At the UN, the President of Colombia presented a copy of the peace agreement that marked the hard-won end of the 52-year long civil war in his country, an agreement that the UN will help carry forward.
And the world quickened its march to stem climate change and implement the Paris climate deal as the first threshold of that agreement was crossed with 60 countries formally joining.
Throughout last week, we were also reminded that in the past 20 years, wars and their casualties have dropped precipitously, hundreds of millions have been lifted out of extreme poverty, and the death toll of killers like HIV/AIDS, polio, measles, and malaria have been significantly dented. That progress – spurred in no small part by the UN – should galvanize us to move with urgency on the Sustainable Development Goals that will build on these gains to tackle vital outstanding tasks.
Leaders who gathered in New York raised the visibility of crucial issues that can drive that progress for us all. The UN Secretary-General’s High-level Panel on Women’s Economic Empowerment drove home the transformative power of women’s equality. Leaders from every region insisted on the imperative of LGBTI rights.
Data also had its day – indeed several – last week, with dynamic initiatives like Data2X and the Global Partnership for Sustainable Development Data demonstrating the power and urgency of using data to drive solutions and inform decision-making in areas ranging from health to gender equality to employment.
Human ingenuity – an essential accelerator of progress – was also on display. Just look at the 10 “solution-makers” at the Solutions Summit whose creativity, drive, and passion for human betterment are bringing us scalable solutions like the Syria Humanitarian Tracker, doctHERs, and EcoLoo to address real needs of real people in real places. Or the companies and philanthropies that have embraced the Sustainable Development Goals and the Paris Agreement as an historic opportunity to align markets, transform business models, and mobilize the investments needed to promote long-term prosperity and well-being.
And in smaller conversations throughout the week, UN, government, business, civil society innovators, artists, and citizens rolled up their sleeves to figure out how to pool talents and resources to tackle our most urgent shared tasks.
At a time when our politics often focus on what divides us, empathy made a reassuring appearance. Not a small number of leaders used their time at the UN to insist on a world governed by mutual respect, compassion, and law, where countries and neighbors welcome those in need and resist exploiting fear for political gain. A colleague of mine wrote of nine remarkable individuals who inspired him last week. President Obama, at the Leaders’ Summit on Refugees, introduced us to Alex, the 6-year-old who wrote to him offering to take in Omran, a 5-year-old boy from Aleppo: “Dear President Obama, remember the boy who was picked up by the ambulance in Syria? Can you please go get him and bring him to our home? … We will give him a family, and he will be our brother.” What drives us at the best of times to offer love, compassion, and support is at the moral heart of the UN: “We the peoples of the United Nations.”

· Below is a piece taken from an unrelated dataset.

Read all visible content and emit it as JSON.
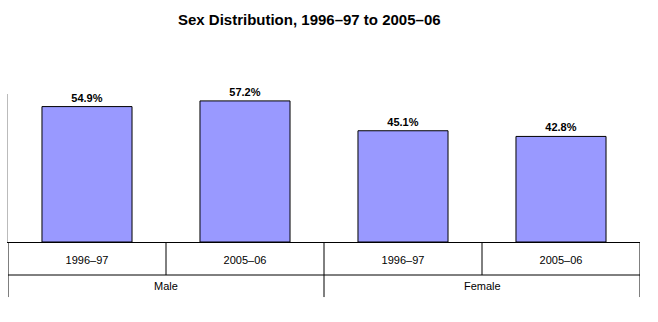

Every UN General Assembly has an arc and a mood. This year’s reflected the complex blend of challenge and opportunity, anxiety and aspiration, that has come to define these early years of the 21st century. This is of course also a year of transitions, as a new UN Secretary-General and a new United States president assume office together for the first time since Dwight Eisenhower and Dag Hammarskjold, and as the world moves into a new era of implementing the landmark agreements reached last year in the Addis Ababa Action Agenda, the Sustainable Development Goals, and the Paris climate agreement.
In their final remarks to the UN General Assembly in their current roles, both UN Secretary-General Ban Ki-moon and U.S. President Barack Obama urged that we neglect cooperation at our peril, from tackling conflict and violent extremism to addressing the needs of the most vulnerable. They reminded us that the health of our world, in ways large and small, depends on the choices we make and the stands we take. UN Deputy Secretary-General Jan Eliasson often says that our shared task is to close the gap between the world as it is and the world it should be. Alex from Scarsdale had it right: “He will be our brother.” Let us all find ways in the years ahead to make it so.